The nature of the problem can be quantitative and qualitative in nature. AI, e.g. genetic algorithms, and other classical optimisation approaches combined with deep learning and fuzzy logic models could optimise the quantitative and qualitative models.
The research will focus on automating the large-scale multi-variable, multi-objective, multi-modal optimisation problems with dynamic constraints using the high-performance computing available at City and National supercomputing facilities.
Quantum computing for classical engineering software solutions
This area concerns the adaptation to quantum computing of classical engineering software tools.
Structural mechanics, fluid mechanics and many other physical systems are commonly modelled by systems of partial differential equations (PDEs), similarly many structural optimisations for aeroengines to civil engineering applications rely on significant computational effort.
Except for very simple cases where analytical solutions exist, the use of numerical methods is required to find approximate solutions.

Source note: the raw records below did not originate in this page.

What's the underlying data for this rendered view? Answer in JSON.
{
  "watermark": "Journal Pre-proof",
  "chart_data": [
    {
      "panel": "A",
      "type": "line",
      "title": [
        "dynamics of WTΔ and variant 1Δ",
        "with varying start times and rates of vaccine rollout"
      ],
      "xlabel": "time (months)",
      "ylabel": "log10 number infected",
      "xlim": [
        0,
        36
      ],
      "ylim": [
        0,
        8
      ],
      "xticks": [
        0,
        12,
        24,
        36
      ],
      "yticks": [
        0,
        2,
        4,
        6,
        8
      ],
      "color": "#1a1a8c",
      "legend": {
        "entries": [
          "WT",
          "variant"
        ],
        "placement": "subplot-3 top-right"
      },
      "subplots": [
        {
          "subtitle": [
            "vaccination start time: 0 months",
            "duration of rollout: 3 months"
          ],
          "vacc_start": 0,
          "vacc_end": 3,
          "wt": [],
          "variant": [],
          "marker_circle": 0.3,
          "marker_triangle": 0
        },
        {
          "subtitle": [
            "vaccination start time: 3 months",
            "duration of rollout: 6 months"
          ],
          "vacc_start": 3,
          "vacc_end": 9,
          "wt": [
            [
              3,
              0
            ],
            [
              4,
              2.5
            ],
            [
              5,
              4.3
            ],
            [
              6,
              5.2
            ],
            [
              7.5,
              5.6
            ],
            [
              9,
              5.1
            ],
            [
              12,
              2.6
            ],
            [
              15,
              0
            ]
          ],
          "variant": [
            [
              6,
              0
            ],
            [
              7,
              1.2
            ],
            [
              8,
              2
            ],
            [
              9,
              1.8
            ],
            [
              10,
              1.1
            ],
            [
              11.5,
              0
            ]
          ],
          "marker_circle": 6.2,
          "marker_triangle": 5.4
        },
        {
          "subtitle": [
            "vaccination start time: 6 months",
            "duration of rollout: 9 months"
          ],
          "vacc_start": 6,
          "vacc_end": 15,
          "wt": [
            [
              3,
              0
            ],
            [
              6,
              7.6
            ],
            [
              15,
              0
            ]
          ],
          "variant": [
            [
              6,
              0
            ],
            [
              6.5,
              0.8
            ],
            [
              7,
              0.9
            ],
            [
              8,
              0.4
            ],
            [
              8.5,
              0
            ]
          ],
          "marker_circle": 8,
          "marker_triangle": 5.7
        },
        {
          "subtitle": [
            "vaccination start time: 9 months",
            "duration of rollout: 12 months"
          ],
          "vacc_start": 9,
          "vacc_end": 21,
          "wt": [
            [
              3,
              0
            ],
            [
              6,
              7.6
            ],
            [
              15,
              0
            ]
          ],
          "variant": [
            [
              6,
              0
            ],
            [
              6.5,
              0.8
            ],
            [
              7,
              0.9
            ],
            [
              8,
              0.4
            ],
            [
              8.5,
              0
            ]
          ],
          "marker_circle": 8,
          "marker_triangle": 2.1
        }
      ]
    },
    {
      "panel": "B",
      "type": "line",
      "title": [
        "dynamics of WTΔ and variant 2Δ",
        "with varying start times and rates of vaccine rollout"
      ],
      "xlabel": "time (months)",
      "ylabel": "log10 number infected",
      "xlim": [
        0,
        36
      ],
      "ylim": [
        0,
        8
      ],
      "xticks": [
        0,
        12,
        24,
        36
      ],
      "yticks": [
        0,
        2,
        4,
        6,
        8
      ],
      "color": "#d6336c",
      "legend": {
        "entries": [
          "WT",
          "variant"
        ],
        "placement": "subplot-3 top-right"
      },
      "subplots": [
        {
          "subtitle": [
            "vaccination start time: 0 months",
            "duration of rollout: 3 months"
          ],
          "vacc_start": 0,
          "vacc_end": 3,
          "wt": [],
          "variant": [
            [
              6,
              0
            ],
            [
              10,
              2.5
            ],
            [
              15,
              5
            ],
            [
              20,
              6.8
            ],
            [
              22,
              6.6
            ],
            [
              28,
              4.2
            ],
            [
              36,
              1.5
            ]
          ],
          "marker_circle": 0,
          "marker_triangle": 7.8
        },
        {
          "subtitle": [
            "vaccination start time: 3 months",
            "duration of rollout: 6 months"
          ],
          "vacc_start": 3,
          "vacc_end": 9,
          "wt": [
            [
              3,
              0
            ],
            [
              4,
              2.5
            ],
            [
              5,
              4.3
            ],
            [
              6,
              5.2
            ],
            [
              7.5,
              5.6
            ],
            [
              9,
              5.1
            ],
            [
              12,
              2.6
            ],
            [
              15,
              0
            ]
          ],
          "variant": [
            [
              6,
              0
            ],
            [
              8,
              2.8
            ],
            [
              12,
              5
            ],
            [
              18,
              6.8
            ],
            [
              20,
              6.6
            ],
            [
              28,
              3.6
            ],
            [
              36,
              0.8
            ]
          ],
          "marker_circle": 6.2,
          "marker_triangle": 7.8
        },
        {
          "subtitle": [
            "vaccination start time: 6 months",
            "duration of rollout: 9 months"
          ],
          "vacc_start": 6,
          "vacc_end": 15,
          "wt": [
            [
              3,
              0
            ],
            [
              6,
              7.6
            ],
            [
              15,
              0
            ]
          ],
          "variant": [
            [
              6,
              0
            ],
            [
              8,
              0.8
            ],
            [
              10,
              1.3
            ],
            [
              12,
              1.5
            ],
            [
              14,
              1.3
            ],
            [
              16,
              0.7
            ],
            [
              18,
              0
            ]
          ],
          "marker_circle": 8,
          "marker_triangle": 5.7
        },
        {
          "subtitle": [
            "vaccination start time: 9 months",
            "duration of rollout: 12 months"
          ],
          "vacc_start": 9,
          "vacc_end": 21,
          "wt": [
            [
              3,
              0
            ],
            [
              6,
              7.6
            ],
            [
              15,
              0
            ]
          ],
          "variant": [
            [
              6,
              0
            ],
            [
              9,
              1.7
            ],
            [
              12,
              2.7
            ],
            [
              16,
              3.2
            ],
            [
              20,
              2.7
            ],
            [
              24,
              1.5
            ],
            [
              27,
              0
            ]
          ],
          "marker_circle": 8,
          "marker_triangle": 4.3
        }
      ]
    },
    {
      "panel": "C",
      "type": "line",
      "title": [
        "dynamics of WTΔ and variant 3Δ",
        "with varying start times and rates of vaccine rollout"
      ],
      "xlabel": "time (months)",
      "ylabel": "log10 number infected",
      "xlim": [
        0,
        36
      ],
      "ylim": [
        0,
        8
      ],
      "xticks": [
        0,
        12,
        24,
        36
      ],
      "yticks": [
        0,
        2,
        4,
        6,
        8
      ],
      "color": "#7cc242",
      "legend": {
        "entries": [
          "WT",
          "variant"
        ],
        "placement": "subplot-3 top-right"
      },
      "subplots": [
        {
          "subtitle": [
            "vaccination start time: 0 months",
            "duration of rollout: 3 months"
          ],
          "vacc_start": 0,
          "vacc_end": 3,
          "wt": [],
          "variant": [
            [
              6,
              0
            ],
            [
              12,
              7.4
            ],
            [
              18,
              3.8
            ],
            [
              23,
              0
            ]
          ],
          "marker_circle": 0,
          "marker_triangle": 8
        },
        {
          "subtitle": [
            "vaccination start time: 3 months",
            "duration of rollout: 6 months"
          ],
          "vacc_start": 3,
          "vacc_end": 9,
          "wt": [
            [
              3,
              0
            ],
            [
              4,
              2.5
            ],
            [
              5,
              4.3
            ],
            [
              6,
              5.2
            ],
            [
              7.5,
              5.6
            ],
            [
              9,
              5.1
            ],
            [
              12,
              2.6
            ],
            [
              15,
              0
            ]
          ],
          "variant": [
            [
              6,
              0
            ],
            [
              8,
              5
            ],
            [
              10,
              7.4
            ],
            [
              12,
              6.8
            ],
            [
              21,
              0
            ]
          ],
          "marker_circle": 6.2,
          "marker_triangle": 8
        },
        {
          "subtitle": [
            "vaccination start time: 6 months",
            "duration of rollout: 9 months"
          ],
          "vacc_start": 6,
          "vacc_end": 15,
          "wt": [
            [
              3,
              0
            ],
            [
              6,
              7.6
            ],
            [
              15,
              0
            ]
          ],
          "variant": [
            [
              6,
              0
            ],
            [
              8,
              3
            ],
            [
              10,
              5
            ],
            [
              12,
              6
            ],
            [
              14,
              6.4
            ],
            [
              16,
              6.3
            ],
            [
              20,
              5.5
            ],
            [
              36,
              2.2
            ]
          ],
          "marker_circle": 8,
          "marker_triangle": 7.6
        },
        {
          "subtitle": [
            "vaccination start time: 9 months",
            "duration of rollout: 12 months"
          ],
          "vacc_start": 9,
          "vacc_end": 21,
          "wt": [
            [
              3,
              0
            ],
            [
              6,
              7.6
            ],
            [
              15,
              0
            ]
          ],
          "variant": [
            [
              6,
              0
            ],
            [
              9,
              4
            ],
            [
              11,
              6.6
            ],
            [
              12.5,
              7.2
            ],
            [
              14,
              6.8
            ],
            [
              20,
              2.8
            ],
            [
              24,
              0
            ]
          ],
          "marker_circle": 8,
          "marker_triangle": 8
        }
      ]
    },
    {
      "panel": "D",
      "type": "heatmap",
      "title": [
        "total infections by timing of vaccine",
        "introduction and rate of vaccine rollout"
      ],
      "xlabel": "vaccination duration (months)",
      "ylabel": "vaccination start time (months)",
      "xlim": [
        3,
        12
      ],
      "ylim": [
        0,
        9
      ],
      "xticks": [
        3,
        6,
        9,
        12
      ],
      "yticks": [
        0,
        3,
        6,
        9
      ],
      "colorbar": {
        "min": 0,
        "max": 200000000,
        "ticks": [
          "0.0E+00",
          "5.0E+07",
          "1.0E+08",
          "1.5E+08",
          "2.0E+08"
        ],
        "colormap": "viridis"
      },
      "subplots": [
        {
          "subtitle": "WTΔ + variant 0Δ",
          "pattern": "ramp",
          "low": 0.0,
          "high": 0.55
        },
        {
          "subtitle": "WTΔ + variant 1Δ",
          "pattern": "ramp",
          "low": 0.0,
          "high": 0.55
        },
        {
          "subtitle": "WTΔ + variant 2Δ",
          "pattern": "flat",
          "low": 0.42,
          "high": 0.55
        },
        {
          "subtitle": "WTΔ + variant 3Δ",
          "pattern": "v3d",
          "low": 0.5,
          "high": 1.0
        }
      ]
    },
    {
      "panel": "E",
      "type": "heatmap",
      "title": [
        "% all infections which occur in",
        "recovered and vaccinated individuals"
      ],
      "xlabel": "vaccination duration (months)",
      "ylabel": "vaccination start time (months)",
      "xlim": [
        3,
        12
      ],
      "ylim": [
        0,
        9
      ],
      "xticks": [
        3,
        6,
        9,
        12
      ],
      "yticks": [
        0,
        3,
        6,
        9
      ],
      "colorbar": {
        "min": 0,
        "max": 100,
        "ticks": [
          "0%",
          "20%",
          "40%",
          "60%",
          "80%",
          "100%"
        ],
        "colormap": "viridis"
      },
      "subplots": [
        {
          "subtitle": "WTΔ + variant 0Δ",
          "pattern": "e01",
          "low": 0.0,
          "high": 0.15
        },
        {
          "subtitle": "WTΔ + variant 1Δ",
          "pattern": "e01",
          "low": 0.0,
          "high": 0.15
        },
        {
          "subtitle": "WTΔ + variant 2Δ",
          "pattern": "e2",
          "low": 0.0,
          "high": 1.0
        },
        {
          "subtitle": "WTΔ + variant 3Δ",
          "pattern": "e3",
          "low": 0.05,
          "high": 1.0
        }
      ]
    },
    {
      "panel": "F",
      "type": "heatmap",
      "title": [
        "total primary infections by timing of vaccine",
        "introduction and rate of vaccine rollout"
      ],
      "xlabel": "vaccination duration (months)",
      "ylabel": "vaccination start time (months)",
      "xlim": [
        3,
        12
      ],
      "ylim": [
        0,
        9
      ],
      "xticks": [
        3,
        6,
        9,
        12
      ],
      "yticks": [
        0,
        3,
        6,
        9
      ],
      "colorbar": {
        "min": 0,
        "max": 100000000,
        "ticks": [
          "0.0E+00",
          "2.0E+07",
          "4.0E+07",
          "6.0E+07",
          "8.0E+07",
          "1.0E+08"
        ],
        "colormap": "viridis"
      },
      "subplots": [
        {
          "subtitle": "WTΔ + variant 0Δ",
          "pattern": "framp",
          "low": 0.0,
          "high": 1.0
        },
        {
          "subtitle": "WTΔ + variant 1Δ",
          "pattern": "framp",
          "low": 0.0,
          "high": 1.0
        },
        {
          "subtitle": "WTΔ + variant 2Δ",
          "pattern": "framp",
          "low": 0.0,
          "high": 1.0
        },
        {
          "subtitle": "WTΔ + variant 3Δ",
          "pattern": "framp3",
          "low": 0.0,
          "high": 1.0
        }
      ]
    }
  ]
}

However, for many problems of practical interest, the computational cost of classical numerical solvers running on classical, silicon-based computer hardware, becomes prohibitive.
Quantum computing, though still in its infancy, holds the promise of enabling a new generation of algorithms that can execute the most cost-demanding parts of PDE solvers and are exponentially faster than classical methods, at least theoretically.
Also, increasing research and availability of quantum computing hardware spurs the hope of scientists and engineers to start using quantum computers for solving PDE problems more effectively.